Preliminary findings of the GIA’s diamond cut research indicate otherwise...They discovered that there are many proportion combinations that can yield equally strong-performing diamonds…The notion that there’s something special about one set of proportions which is not produced by another set, just doesn’t hold up.” (emphasis added)
Finally, in the Fall 2004 Issue of the GIA’s Gems and Gemology, the GIA published its third article regarding cut in its article A Foundation for Grading the Overall Cut Quality of Round Brilliant Cut Diamonds. In this article, the author ties the various elements of the GIA’s studies together. Some of the main findings from the GIA’s research discussed in the new article, as summarized in the GIA’s editorial, Unlocking the Secrets of the Fourth C are:
- Proportions need to be considered in an interrelated manner. The combination of proportions is more important than any individual proportion value. Individual proportions must not be assessed on their own. It is the complex interrelationship of individual proportions that matters most in the face-up cut appearance and overall cut quality of a diamond.
- There is no one set of proportions that yields the most beautiful diamond. Similarly, the long-held view that expanding deviations from a fixed, arbitrary set of proportion values produces diamonds with increasingly poorer appearances is simply not valid.

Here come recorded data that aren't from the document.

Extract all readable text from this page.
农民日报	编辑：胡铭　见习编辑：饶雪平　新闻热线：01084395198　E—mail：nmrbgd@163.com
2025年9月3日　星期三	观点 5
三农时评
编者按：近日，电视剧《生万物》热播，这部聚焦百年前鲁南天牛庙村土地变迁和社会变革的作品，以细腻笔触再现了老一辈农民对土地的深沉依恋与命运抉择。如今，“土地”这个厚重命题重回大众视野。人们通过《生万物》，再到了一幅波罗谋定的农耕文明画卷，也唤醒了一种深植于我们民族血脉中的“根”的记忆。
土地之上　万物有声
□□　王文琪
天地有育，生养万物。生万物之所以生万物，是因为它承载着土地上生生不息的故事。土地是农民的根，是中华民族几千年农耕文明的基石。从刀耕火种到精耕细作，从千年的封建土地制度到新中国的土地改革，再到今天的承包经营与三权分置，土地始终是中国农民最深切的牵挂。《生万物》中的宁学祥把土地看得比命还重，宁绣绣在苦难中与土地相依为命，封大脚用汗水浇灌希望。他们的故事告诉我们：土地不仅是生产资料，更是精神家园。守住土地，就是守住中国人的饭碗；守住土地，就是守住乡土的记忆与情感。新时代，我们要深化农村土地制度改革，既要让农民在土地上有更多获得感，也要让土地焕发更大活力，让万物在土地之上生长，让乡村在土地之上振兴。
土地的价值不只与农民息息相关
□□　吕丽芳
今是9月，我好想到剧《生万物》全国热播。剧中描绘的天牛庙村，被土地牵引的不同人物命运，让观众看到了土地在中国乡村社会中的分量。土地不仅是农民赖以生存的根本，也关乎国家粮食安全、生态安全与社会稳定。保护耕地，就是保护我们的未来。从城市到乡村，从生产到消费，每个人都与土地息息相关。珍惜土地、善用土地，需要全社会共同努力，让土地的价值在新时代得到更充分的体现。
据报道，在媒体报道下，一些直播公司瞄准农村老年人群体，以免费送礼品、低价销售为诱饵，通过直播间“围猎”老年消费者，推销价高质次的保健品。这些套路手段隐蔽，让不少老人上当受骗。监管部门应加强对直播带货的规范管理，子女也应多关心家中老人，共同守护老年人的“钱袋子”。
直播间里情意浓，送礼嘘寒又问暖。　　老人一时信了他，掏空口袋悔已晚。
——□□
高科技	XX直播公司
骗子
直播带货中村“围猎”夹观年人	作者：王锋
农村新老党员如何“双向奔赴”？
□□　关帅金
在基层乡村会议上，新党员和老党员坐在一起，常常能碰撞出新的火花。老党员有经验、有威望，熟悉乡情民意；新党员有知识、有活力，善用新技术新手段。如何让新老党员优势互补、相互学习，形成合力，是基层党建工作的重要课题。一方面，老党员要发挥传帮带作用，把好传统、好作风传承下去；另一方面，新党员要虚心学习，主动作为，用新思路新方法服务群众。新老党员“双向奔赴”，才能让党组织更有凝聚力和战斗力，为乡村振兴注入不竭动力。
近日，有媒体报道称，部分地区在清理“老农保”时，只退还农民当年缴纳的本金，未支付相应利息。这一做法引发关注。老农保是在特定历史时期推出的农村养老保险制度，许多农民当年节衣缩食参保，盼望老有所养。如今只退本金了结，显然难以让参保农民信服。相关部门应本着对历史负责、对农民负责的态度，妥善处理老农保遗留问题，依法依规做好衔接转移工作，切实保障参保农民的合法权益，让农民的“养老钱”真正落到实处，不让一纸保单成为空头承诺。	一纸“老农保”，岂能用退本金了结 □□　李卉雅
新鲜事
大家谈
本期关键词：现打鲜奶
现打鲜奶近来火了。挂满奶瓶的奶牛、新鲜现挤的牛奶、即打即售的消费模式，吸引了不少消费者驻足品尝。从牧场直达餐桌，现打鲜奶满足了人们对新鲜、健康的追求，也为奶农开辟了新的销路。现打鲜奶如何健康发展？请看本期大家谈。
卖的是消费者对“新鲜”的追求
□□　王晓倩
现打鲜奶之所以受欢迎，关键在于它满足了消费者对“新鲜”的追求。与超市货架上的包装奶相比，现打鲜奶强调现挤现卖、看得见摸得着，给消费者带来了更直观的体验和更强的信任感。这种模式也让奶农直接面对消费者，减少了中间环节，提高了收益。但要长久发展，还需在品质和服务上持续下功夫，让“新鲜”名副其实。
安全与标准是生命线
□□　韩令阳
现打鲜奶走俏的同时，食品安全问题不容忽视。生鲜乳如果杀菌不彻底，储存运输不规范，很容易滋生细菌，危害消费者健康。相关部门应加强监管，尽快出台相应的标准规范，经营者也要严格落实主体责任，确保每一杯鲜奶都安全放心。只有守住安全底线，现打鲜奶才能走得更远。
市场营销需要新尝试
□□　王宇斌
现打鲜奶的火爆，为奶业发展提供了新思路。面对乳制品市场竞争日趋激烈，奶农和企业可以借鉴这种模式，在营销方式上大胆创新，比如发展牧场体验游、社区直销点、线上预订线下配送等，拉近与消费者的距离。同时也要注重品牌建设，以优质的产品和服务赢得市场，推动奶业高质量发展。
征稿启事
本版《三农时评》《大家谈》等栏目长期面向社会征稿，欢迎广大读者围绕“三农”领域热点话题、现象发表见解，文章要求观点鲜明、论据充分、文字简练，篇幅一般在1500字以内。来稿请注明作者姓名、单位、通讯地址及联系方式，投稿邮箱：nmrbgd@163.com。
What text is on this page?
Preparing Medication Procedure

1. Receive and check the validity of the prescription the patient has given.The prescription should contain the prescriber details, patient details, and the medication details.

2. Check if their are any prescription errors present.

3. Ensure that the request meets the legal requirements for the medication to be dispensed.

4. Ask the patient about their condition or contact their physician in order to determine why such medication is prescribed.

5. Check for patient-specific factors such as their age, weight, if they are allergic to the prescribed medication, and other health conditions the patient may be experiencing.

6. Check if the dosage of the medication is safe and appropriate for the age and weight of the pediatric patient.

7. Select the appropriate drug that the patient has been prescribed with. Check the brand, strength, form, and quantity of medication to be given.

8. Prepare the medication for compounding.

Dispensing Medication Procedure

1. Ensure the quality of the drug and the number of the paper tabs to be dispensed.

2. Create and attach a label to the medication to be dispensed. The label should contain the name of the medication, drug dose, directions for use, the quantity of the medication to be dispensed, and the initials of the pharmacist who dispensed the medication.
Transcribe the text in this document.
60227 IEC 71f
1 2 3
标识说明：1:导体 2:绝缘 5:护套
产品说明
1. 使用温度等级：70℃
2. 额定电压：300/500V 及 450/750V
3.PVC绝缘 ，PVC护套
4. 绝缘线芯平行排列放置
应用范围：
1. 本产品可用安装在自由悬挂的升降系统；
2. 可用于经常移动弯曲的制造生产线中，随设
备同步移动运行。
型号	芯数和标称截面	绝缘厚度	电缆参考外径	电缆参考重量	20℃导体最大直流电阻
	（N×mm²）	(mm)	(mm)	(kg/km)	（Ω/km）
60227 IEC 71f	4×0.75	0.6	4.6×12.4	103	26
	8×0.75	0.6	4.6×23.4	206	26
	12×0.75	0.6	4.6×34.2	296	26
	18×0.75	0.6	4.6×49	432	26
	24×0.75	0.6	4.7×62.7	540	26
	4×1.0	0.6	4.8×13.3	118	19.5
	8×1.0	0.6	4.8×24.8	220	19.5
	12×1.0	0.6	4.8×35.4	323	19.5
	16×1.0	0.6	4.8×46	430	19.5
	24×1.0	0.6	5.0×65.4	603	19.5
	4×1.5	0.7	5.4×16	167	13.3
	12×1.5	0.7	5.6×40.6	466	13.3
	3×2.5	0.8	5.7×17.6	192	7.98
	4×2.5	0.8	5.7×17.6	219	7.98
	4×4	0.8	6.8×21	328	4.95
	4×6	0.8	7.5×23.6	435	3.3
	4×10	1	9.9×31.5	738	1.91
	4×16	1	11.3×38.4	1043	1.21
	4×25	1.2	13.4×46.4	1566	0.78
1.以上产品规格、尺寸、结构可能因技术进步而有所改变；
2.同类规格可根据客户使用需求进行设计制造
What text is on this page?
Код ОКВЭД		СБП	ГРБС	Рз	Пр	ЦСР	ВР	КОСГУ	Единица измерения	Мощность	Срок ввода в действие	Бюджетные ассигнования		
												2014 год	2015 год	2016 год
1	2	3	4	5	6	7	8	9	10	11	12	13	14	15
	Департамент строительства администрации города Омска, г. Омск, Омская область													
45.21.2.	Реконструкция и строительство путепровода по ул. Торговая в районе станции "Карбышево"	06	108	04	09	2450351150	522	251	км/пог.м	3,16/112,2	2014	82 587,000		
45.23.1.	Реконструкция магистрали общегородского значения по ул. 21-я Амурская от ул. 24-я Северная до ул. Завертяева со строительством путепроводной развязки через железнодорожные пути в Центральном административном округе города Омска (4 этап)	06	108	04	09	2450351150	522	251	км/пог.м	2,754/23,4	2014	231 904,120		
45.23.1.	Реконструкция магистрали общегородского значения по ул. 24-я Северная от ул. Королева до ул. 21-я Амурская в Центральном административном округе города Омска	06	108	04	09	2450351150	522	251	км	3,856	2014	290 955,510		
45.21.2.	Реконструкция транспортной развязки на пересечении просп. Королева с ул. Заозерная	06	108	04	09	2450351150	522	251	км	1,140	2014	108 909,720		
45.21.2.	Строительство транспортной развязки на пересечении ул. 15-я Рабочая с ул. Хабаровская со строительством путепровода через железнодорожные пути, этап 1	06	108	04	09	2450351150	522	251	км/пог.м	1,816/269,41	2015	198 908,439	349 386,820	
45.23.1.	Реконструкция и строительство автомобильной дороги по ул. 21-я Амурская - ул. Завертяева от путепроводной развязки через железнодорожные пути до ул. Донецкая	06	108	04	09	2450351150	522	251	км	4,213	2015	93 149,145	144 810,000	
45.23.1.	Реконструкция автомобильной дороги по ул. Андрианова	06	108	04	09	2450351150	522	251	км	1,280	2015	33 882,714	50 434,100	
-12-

- Attractive diamonds can be manufactured in wider range of proportions than would be suggested by historical practice or traditional trade perception.
- Viewing environment plays an important role in diamond appearance — to be attractive, a diamond should look good in realistic environments.
- Personal and international market preferences should be accounted for. Diamonds with different appearances can be found within each cut grade, so individuals need to look at the diamond itself, not just the grade — to choose the one they like best.